Combined Acoustic Imaging and Viscoelastic Parameters Estimation in Breast Cancer

The purpose of this research is to optimize and evaluate the efficacy of a hybrid imaging and quantitative viscoelasticity measurement tool for breast cancer detection and monitoring. The general goal of this project is to apply vibro-acoustography (VA) and the shear wave dispersion ultrasound vibrometry (SDUV) technique for characterizing breast lesions in specific applications where there is a need for improved imaging with higher specificity. The hypothesis is that by using combined VA-SDUV, researchers will be able to improve pre-biopsy breast lesion characterization.

The hybrid VA-SDUV prototype provides imaging as well as viscoelasticity properties of tissue using the same ultrasound probe.
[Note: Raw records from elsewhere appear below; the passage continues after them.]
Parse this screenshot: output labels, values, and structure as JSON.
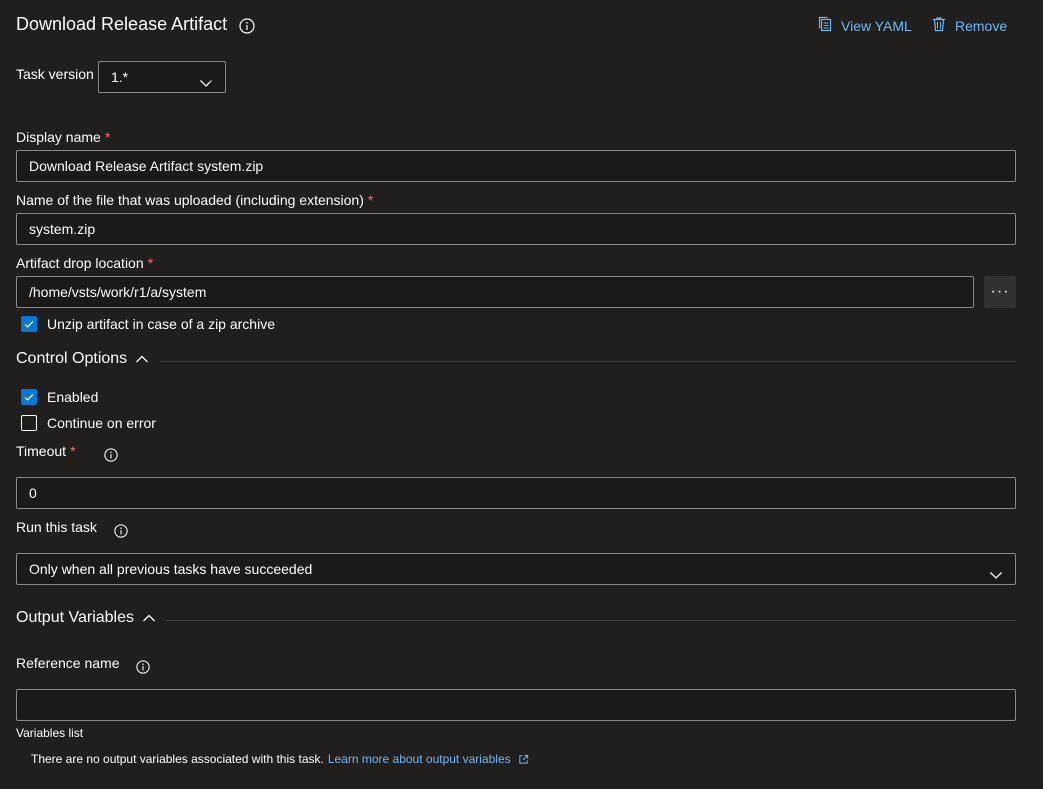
{
  "header": {
    "title": "Download Release Artifact",
    "view_yaml_label": "View YAML",
    "remove_label": "Remove"
  },
  "task_version": {
    "label": "Task version",
    "value": "1.*"
  },
  "display_name": {
    "label": "Display name",
    "required_mark": "*",
    "value": "Download Release Artifact system.zip"
  },
  "file_name": {
    "label": "Name of the file that was uploaded (including extension)",
    "required_mark": "*",
    "value": "system.zip"
  },
  "drop_location": {
    "label": "Artifact drop location",
    "required_mark": "*",
    "value": "/home/vsts/work/r1/a/system",
    "browse_label": "···"
  },
  "unzip": {
    "label": "Unzip artifact in case of a zip archive",
    "checked": true
  },
  "control_options": {
    "title": "Control Options",
    "enabled": {
      "label": "Enabled",
      "checked": true
    },
    "continue_on_error": {
      "label": "Continue on error",
      "checked": false
    },
    "timeout": {
      "label": "Timeout",
      "required_mark": "*",
      "value": "0"
    },
    "run_this_task": {
      "label": "Run this task",
      "value": "Only when all previous tasks have succeeded"
    }
  },
  "output_variables": {
    "title": "Output Variables",
    "reference_name": {
      "label": "Reference name",
      "value": ""
    },
    "variables_list_label": "Variables list",
    "empty_message": "There are no output variables associated with this task.",
    "learn_more_link": "Learn more about output variables"
  },
  "colors": {
    "background": "#201f1e",
    "accent": "#0078d4",
    "link": "#6cb8f6",
    "required": "#f1707b"
  },
  "icons": [
    "info-icon",
    "copy-icon",
    "trash-icon",
    "chevron-down-icon",
    "chevron-up-icon",
    "check-icon",
    "external-link-icon"
  ]
}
The proposed method is a low-cost, noninvasive tool anticipated to offer higher specificity than does conventional breast imaging methods; thus, it will reduce unnecessary breast biopsies and improve breast patient care.

Project aims include:

  • Optimize the VA-SDUV prototype for breast imaging and viscoelasticity measurement.
  • Determine diagnostic accuracy of combined use of VA and SDUV in breast lesion detection.
  • Assess the response to preoperative chemotherapy in breast cancer patients using the combined information from VA and SDUV.

For the first aim, the VA-SDUV prototype implemented on a programmable ultrasound system is optimized. For the second aim, the team performs VA and SDUV on patients with breast masses identified on magnetic resonance imaging (MRI). Since MRI has a high sensitivity in detecting breast lesions, estimation of VA sensitivity based on MRI is expected to be a good estimation of its true sensitivity. The common features associated with breast cancer lesions are identified, such as spiculation, architectural distortion, microlobulated lesion, or ill-defined lesion and presence of pleomorphic calcifications. SDUV provides a quantitative estimate of lesion elasticity and viscosity, which are important markers of malignancy. Combined information from VA and SDUV are used to differentiate breast lesions. Sensitivity and specificity of the proposed method will be calculated based on MRI and the result of pathology.

For the third aim, VA and SDUV imaging is performed on newly diagnosed breast cancer patients who are scheduled for preoperative chemotherapy. This process is repeated in the middle and after completion of the preoperative chemotherapy. The pre-, mid- and post-chemotherapy VA images are compared with the corresponding MRI scans to verify the capability of VA in estimating lesion downsizing. Changes in lesion appearance and viscoelastic parameters are then correlated to lesion size changes. The results are verified using the outcomes of MRI and biopsy.